To distinguish Insanity from P90x, Beachbody picked to star in its videos a relative unknown named Shaun Thompson. He had been teaching classes at the local Equinox in Santa Monica when he met Ross, who invited him to submit demo videos for another Beachbody program called Hip Hop Abs. They ended up being so good that he was signed not only for that series, but also for Insanity.
"It was obvious from the get-go that Shaun was extremely talented," Ross said. "Sometimes in fitness videos because of space constraints we end up doing movements that seem super contrived, super restrictive. But Shaun used to run track, he used to dance, and you can really see that in his posture, how he holds himself. He brought a natural athleticism to the exercises."
Insanity was nearly a year in development. In a way that would have been inconceivable to the likes of Jane Fonda, the modern fitness video is a meticulously choreographed beast, the product of concept meetings, design docs, A/B testing. Thompson spent hours working through single movements at the gym. Versions were edited, then re-edited. His last name became the snappy, monosyllabic T. The final version was tested on a focus group of 60, whose physical transformations were then sliced into a twenty-minute infomercial that would form the lion's share of Insanity's publicity plan.
"From the beginning, we knew that Insanity would be marketed primarily on television," Ross said. "We just had no clue that it would be so successful. And so every year, we've reshot the video. We send out a call, people mail in their before and after photos, their testimonials, and we feature those right alongside the professional stuff."
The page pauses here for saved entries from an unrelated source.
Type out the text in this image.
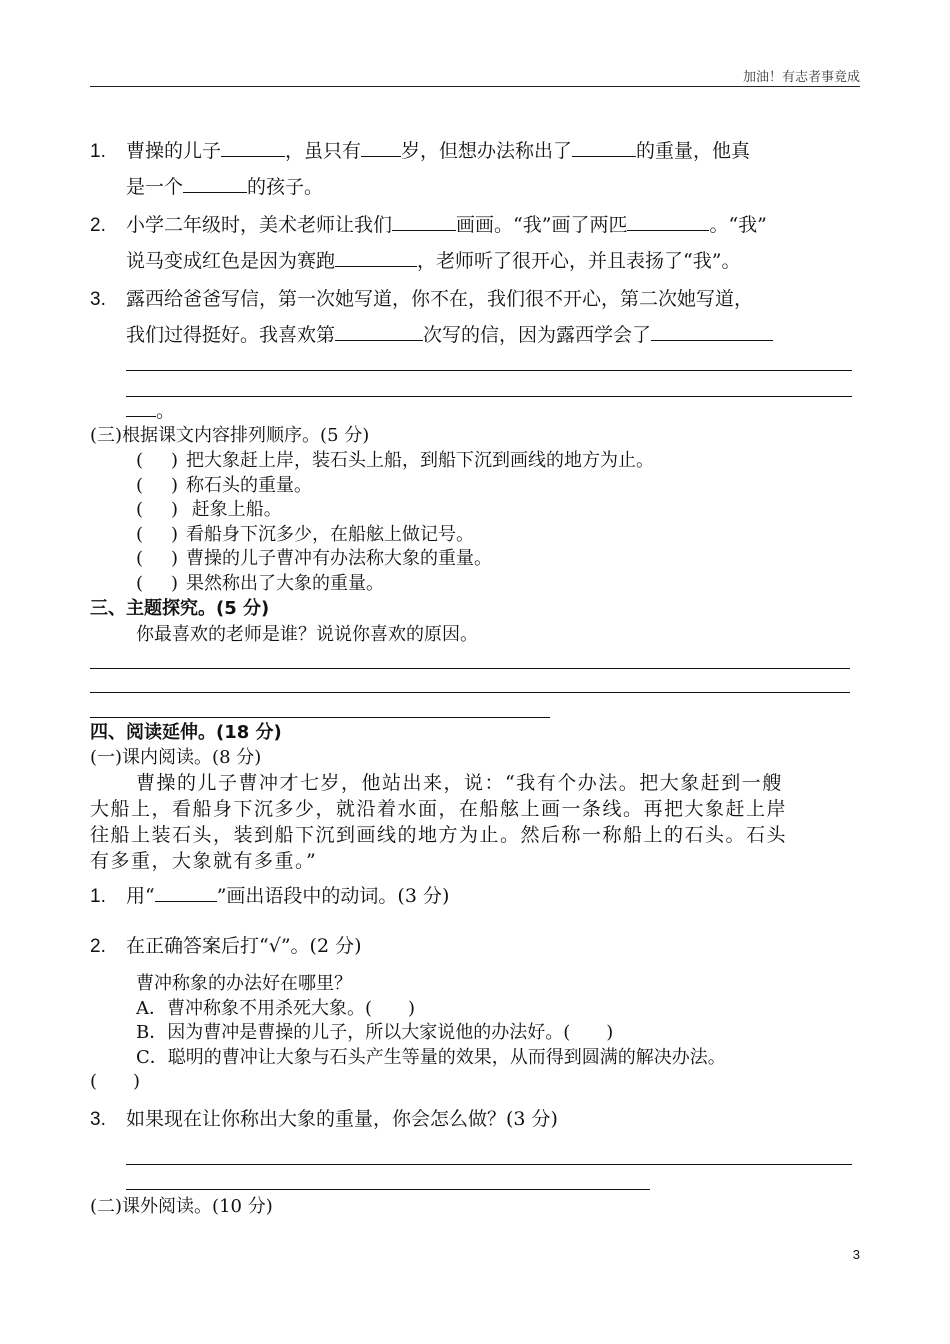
加油！有志者事竟成
1. 曹操的儿子	，虽只有 岁，但想办法称出了	的重量，他真
是一个	的孩子。
2. 小学二年级时，美术老师让我们	画画。“我”画了两匹	。“我”
说马变成红色是因为赛跑	，老师听了很开心，并且表扬了“我”。
3. 露西给爸爸写信，第一次她写道，你不在，我们很不开心，第二次她写道，
我们过得挺好。我喜欢第	次写的信，因为露西学会了
。
(三)根据课文内容排列顺序。(5 分)
( ) 把大象赶上岸，装石头上船，到船下沉到画线的地方为止。
( ) 称石头的重量。
( ) 赶象上船。
( ) 看船身下沉多少，在船舷上做记号。
( ) 曹操的儿子曹冲有办法称大象的重量。
( ) 果然称出了大象的重量。
三、主题探究。(5 分)
你最喜欢的老师是谁？说说你喜欢的原因。
四、阅读延伸。(18 分)
(一)课内阅读。(8 分)
曹操的儿子曹冲才七岁，他站出来，说：“我有个办法。把大象赶到一艘
大船上，看船身下沉多少，就沿着水面，在船舷上画一条线。再把大象赶上岸
往船上装石头，装到船下沉到画线的地方为止。然后称一称船上的石头。石头
有多重，大象就有多重。”
1. 用“	”画出语段中的动词。(3 分)
2. 在正确答案后打“√”。(2 分)
曹冲称象的办法好在哪里？
A．曹冲称象不用杀死大象。(　　)
B．因为曹冲是曹操的儿子，所以大家说他的办法好。(　　)
C．聪明的曹冲让大象与石头产生等量的效果，从而得到圆满的解决办法。
(　　)
3. 如果现在让你称出大象的重量，你会怎么做？(3 分)
(二)课外阅读。(10 分)
3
The result was a surprisingly seductive grassroots production -- people who started out looking like you and I, gradually doing things that you and I couldn't do with two more legs and a sledgehammer. In one segment, a forty-year-old mother of three whipped out a set of pull-ups, nary a love handle in sight. In another, Daikeler himself appeared shirtless, mugging for the camera. "Why didn't I have this body in high school?" he asked breezily. "Do you know how much more fun it would have been?"
The emphasis in the infomercials, as on the BeachBody.com forums, and in the myriad YouTube testimonials posted by ecstatic users, is partly on the results but mostly on the process. Finishing the program seems to inspire unique pride and satisfaction. You conquer Insanity. Can you ever really say that about StairMaster?
As for my own experience with the program, well, so far it's left me in awe of what a body can accomplish when faced with a HD screen and a buff man screaming, "Jack it off!" I've always been naturally thin, but I've never been strong. Insanity changed that. A couple weeks ago I went rock climbing with friends, and for the first time I felt that I was in control of my movements. I could trust my arms and legs to go where I wanted them to go.
Of course, the price for strength is consistency. You'll find hundreds of accounts about Insanity online that all begin with "I never missed a day," and it's true: the program works best when you do the workouts on schedule. It also works best when you follow their diet plan, when you drink their recovery formula, when you sacrifice your first born to the God of Good Abs. What's less publicized is how effective it can be even when you slip up a little. Sometimes I'll miss a workout and that's okay. I'll gorge myself on my roommate's chocolate chip cookies just to rub it in and tomorrow pick up where I left off.